Know thyself: understand who you are and what drives you; understand who others are and what drives their behavior. Harri is struck by amnesia so that he doesn't remember his life before the great blackout, not even his name. His whole "journey" so to speak, is a discovery of who he is. To complete his task, he must discover who the other characters are, what motivates them, what constrains their choices, who they are connected to, what social entities shape their lives: the union, the company, the police precinct, the city and culture they came from, etc., and what ideologies they espouse: unionism, communism, business, gang credo, cultures. In the process, he learns who he is. Understand the other, and thus understand yourself.


pktron

"Everybody has to contend with the political, social, and economic systems that they live within, and any semblance of success comes at some degree of self-compromise or self-serving stances." The absolutists of each faction are always presented like some totally unproductive joke.


Runetang42

Failure is an unavoidable part of life.
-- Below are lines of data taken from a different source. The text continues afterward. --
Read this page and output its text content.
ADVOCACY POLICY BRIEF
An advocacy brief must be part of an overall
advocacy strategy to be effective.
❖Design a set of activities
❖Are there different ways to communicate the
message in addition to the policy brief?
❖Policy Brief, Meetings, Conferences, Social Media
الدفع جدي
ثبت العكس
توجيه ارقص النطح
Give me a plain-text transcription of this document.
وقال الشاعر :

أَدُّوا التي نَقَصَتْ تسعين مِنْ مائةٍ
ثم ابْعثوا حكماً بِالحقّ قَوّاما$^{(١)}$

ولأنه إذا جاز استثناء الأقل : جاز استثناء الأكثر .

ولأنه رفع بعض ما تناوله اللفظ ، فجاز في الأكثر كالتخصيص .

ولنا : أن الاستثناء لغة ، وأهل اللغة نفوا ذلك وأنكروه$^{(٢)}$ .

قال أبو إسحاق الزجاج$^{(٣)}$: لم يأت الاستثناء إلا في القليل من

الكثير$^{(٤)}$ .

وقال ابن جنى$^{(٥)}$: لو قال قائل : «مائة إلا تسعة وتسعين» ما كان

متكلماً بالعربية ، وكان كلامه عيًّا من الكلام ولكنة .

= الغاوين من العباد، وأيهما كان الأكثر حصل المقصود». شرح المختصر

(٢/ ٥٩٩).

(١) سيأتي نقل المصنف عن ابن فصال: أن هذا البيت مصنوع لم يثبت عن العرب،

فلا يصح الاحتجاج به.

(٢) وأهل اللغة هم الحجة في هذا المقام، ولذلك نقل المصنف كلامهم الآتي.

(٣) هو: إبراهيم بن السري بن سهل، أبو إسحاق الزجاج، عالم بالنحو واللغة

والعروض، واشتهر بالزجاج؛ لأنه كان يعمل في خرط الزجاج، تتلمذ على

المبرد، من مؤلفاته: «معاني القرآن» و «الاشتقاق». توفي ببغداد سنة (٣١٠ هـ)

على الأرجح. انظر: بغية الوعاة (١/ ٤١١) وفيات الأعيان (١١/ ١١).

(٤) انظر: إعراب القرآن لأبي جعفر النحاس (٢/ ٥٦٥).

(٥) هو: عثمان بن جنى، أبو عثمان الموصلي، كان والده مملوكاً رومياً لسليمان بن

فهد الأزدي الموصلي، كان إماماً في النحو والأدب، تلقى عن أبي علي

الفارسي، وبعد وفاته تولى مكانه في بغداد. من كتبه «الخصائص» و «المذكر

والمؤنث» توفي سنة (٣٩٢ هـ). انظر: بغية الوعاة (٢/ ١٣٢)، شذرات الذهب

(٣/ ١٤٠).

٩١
No matter how much it hurts you must roll with it and try to make the best of it and learn from it. Wallowing in misery doesn't accomplish anything. There's more to it but that's one I've picked up on. Harry's a failure of an adult, his relationship failed, communism failed, yet despite it all everyone persists and moves on.


plentioustakes

It's about living in a fictionalized version of post soviet eastern europe. All ideologues on offer have failed. They all have excuses for their failure, something went wrong or is going wrong that they couldn't control. But there is no clear north star for the future. Not the companies, not the unions. Not the revolution. Our individual lives can and often do fall apart. It is important to know that in the face of failure we can slide into both ideological and personal nihilism and literally forget who we are. In response to this, we must still live. After the worst failure you can imagine short of death, you still must face a new day. After forgetting your ideology's crumbling you must still go on. After forgetting your own name, a new day will dawn complete with the consequences of the nights before you don't even remember, but you still have to keep going. Find your own reason to keep going because you don't have a choice either way. The next day will come and along with it the accumulated consequences of your actions and the actions of entire nations. No matter. Wake up and keep going.


Megamage854

Life is a puzzle and putting together the pieces, making it all make sense is a feeling better than crack. I think. I've never actually had crack.


CoitalMarmot

Disco has a lot of deliberately confusing and contradictory writing and messaging throughout its runtime, but more than anything, I think the underlying message is something like this; The world is a confusing, scary place, but there's beauty in the mere act of existing within it.